ETRANGER, VAS DIRE A SPARTE ...

 
La bataille des Thermopyles, célèbre pour son dénouement tragique, est aussi emblématique du courage et du sens du sacrifice. Cette lutte à mort qui opposa les Perses aux Grecs dans le cadre de la seconde guerre médique (Vème siècle avant J.C) est un acte héroïque qui doit rester ancrer dans la mémoire européenne.

Le contexte :
Au Vème siècle avant Jésus Christ, la Grèce va être le théâtre d’affrontements constants entre Grecs et Perses. L’empire Perse est alors immense et recouvre une grande partie du Moyen Orient. Les cités grecques ne sont, elles, pas totalement unifiées. Dans ce contexte, Darius 1er va déclencher la première Guerre Médique visant à soumettre les cités grecques. Le débarquement est un échec pour Darius avec la fameuse défaite infligée par les Athéniens à Marathon. Darius meurt en -486 et son fils, Xerxès 1er, lui succède. Celui-ci, voulant se venger de la défaite de Marathon, organise une deuxième expédition punitive pour anéantir Athènes. Ce sera la seconde guerre Médique.

Le congrès de Corinthe :
Les préparatifs des Perses sont très longs car Xerxès doit réprimer des révoltes, en Egypte notamment.

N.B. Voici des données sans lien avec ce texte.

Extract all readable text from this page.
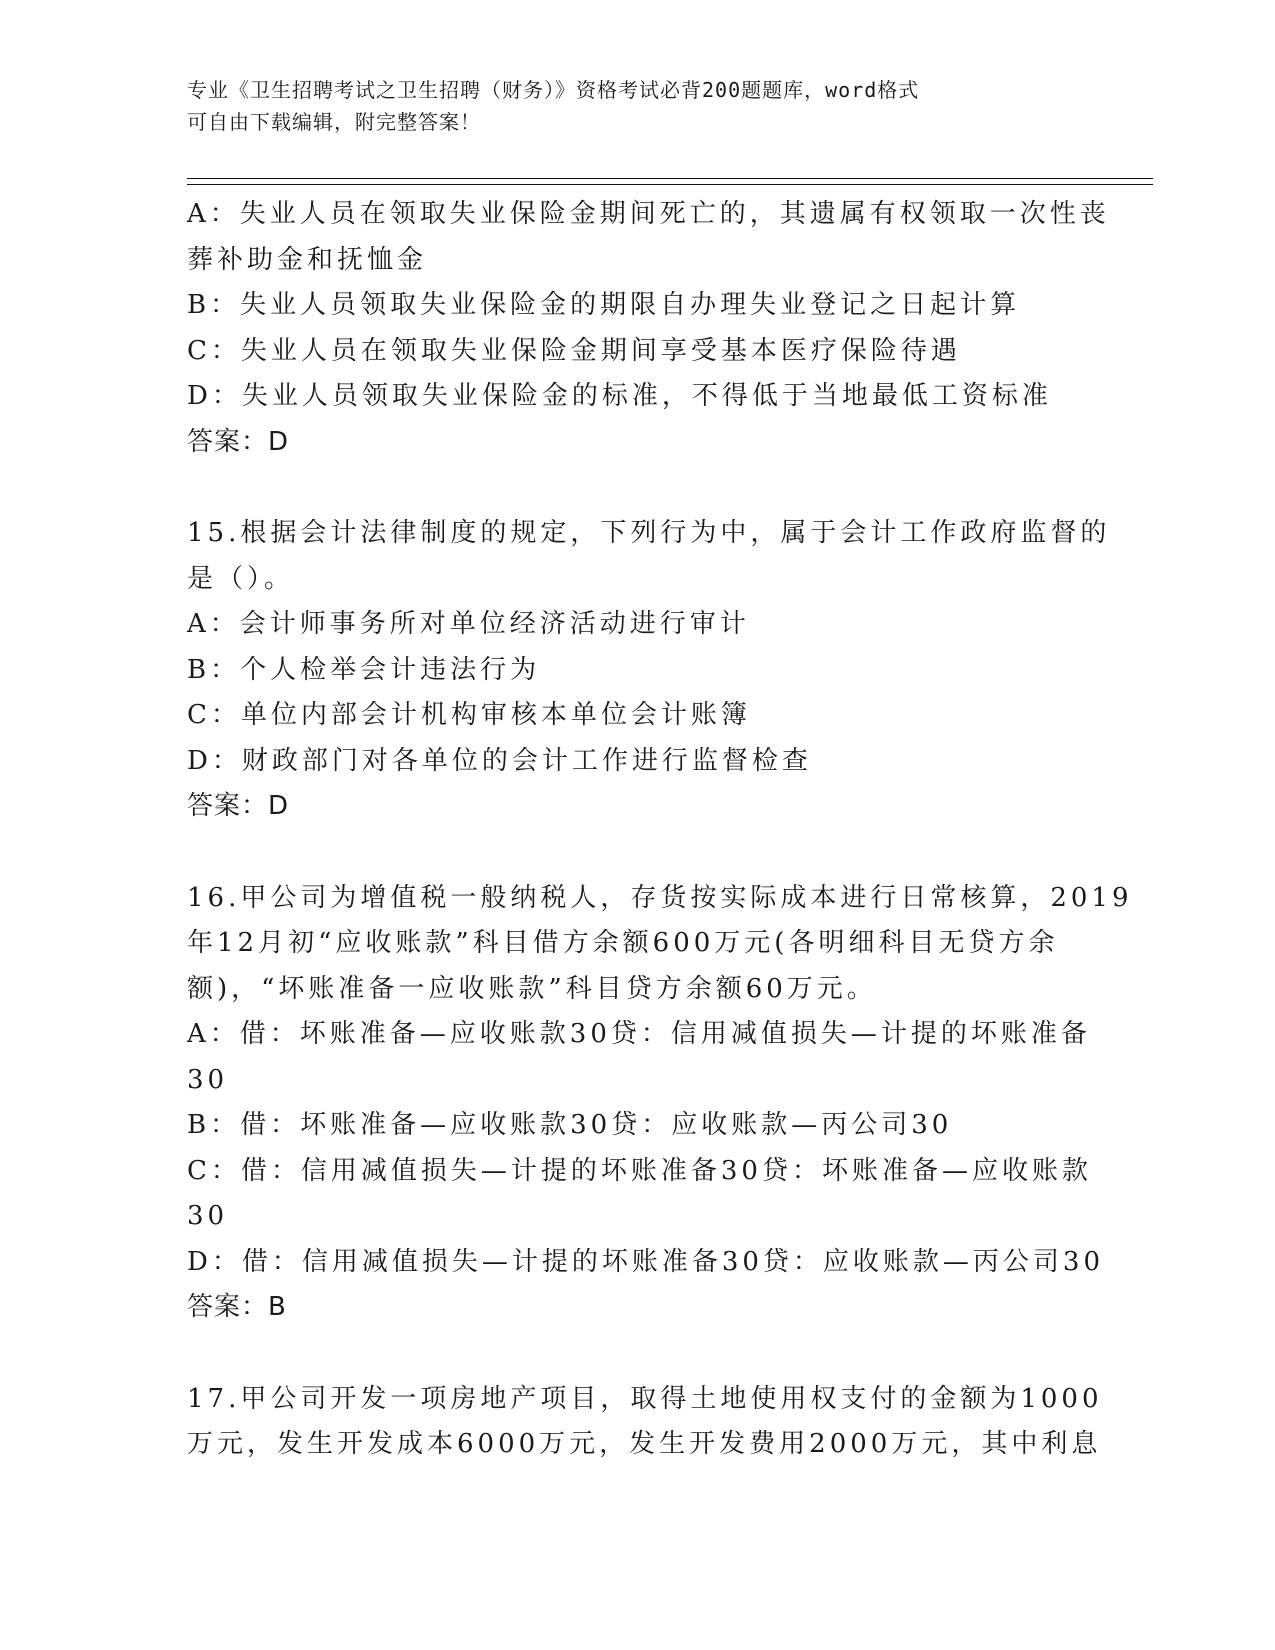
专业《卫生招聘考试之卫生招聘（财务）》资格考试必背200题题库，word格式
可自由下载编辑，附完整答案！
A：失业人员在领取失业保险金期间死亡的，其遗属有权领取一次性丧
葬补助金和抚恤金
B：失业人员领取失业保险金的期限自办理失业登记之日起计算
C：失业人员在领取失业保险金期间享受基本医疗保险待遇
D：失业人员领取失业保险金的标准，不得低于当地最低工资标准
答案：D
15.根据会计法律制度的规定，下列行为中，属于会计工作政府监督的
是（）。
A：会计师事务所对单位经济活动进行审计
B：个人检举会计违法行为
C：单位内部会计机构审核本单位会计账簿
D：财政部门对各单位的会计工作进行监督检查
答案：D
16.甲公司为增值税一般纳税人，存货按实际成本进行日常核算，2019
年12月初“应收账款”科目借方余额600万元(各明细科目无贷方余
额)，“坏账准备一应收账款”科目贷方余额60万元。
A：借：坏账准备—应收账款30贷：信用减值损失—计提的坏账准备
30
B：借：坏账准备—应收账款30贷：应收账款—丙公司30
C：借：信用减值损失—计提的坏账准备30贷：坏账准备—应收账款
30
D：借：信用减值损失—计提的坏账准备30贷：应收账款—丙公司30
答案：B
17.甲公司开发一项房地产项目，取得土地使用权支付的金额为1000
万元，发生开发成本6000万元，发生开发费用2000万元，其中利息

De leur coté, les grecs sont retombés dans des querelles intestines. Voyant que l’effectif Perse atteint des chiffres énormes, plusieurs centaines de milliers de combattants, les Grecs finissent par s’entendre sur leur défense au congrès de Corinthe à l’automne 481. 31 cités s’engagèrent par serment dans une ligue défensive et préparèrent des contingents de soldats. Ils finissent par s’accorder sur un plan qui consiste à défendre le défilé des Thermopyles sur terre, tout en stationnant le gros des forces maritimes, sous la direction d’Eurybiade, au nord de l’Eubée. Les troupes terrestres sont confiées au Roi spartiate Léonidas 1er. Les Thermopyles (les « Portes Chaudes », à cause des sources thermales qui s’y trouvent) constituent un défilé dont certains passages n’excèdent pas 10 mètres de largeur, entre le golfe Maliaque et la montagne. Ce lieu stratégique est choisit car il permet le limiter la supériorité numérique des Perses. Léonidas dispose d’environ 8000 hommes.

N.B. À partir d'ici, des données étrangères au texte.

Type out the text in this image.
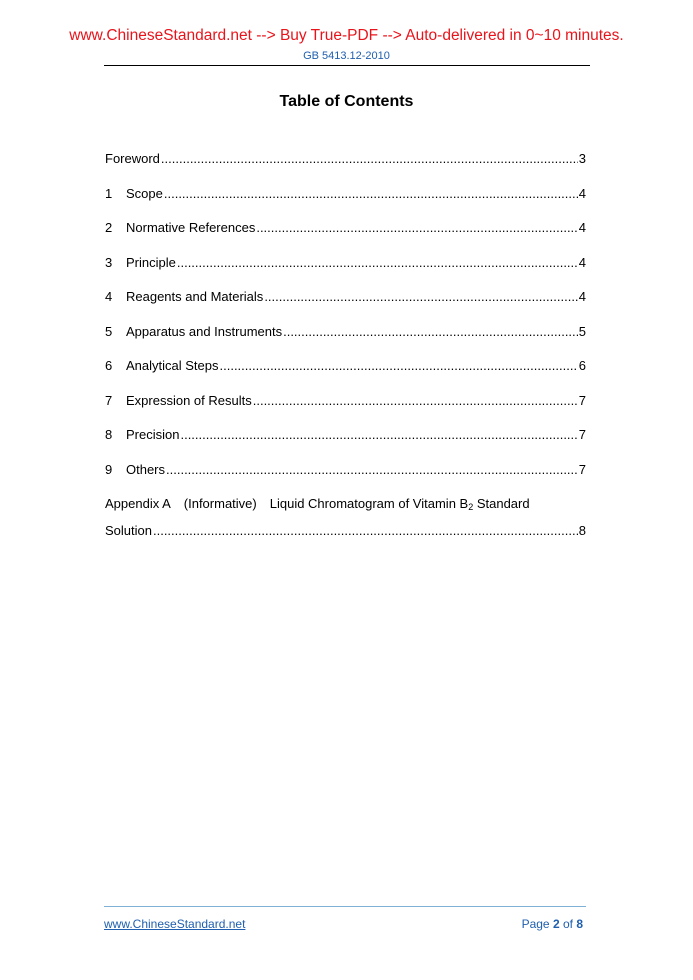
www.ChineseStandard.net --> Buy True-PDF --> Auto-delivered in 0~10 minutes.
GB 5413.12-2010
Table of Contents
Foreword .....	3
1	Scope .....	4
2	Normative References .....	4
3	Principle .....	4
4	Reagents and Materials .....	4
5	Apparatus and Instruments .....	5
6	Analytical Steps .....	6
7	Expression of Results .....	7
8	Precision .....	7
9	Others .....	7
Appendix A (Informative) Liquid Chromatogram of Vitamin $B_2$ Standard
Solution .....	8
www.ChineseStandard.net	Page 2 of 8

La tempête de l'Artémision :
medium_300.5.jpgAu sortir de la Thessalie les troupes de Xerxès font mouvement vers le sud. La flotte perse s'élance une dizaine de jours après afin que l'arrivée des troupes terrestres et navales soit conjointe. Une violente tempête de trois jours va détruire environ 400 navires. Plusieurs milliers d'hommes sont noyés. La principale conséquence est que Xerxès, bien qu'il garde la supériorité numérique, n'est plus en mesure de diviser ses forces navales de manière à convoyer l'armée tout en livrant combat à la flotte grecque. Mais malgré la tempête, la supériorité numérique perse apparaît si imposante qu'Eurybiade et son adjoint, le corinthien Adimantos, font demi-tour. Sur terre les troupes Perses arrivent au défilé des Thermopyles qui protège la route d’Athènes.

La Bataille des Thermopyles :
medium_carte_thermopyles.jpgLe roi des Perses sait que le couloir des Thermopyles est gardé. Un avant poste a été repéré. Xerxès ordonne une attaque de front, mais il se heurte à la vaillance grecque. Face aux troupes perses, y compris le corps d’élite des « Immortels », appelé ainsi parce que les troupes étaient toujours complétées au fur et à mesure des pertes, les soldats de Léonidas opposent une résistance solide, et infligent aux Perses des pertes énormes. Les courtes lances perses ne peuvent atteindre les Grecs armés de la longue lance dorienne. Le devin Mégistias révéla alors aux défenseurs des Thermopyles que la mort leur viendrait avec le jour : il l’avait vu dans les entrailles des victimes. Le cours de la bataille bascula. Léonidas est trahi par un certain Éphialtès, fils d’Eurydémos, un citoyen de Malia, qui informe les Perses sur le moyen de contourner l’armée grecque, par le sentier d’Anopée. Un fort détachement de soldats perses reçu l’ordre de suivre le traître et se mit en marche durant la nuit. Les Grecs qui gardaient le chemin furent réveillés par le bruit des feuilles foulées par des milliers de pieds et se hâtèrent de prendre les armes. Accablés par une nuée de flèches, ils gagnent les hauteurs pour se défendre. Les Perses, sans s’occuper d’eux, redescendirent le versant méridional de la montagne et arrivèrent en moins de seize heures dans le défilé. Informés de l’arrivée des Perses sur leurs arrières, Léonidas et ses officiers tiennent conseil et leurs avis différèrent, certains refusaient tout abandon de poste, d’autres étaient de l’avis opposé. Léonidas décide alors de se sacrifier avec les 300 hoplites Spartiates, ainsi que 700 soldats des cités de Thèbes et de Thespies, pour laisser aux Grecs le temps d'organiser leur défense et à l'armée de se retirer en bon ordre. Pris en étau, ils marchent jusqu’à l’endroit le plus large du défilé et l’affrontement eut lieu. Les Grecs résistent héroïquement autour du roi spartiate et sont tous massacrés sur ordre de Xerxès. Cette bataille devint l'emblème de la résistance grecque à l'envahisseur et de l'esprit de sacrifice des Spartiates.

Le Mausolée :
medium_medium_leonidas_nb.jpgPlus tard, au sommet du Kolonós, les Grecs érigèrent un mausolée à l’emplacement où tant de soldats étaient tombés. Une inscription du poète Simonide de Céos (556, 467), rappelle à chacun le terme de cette lutte héroïque : « Etranger, va dire à Sparte qu’ici nous gisons dociles à ses ordres ».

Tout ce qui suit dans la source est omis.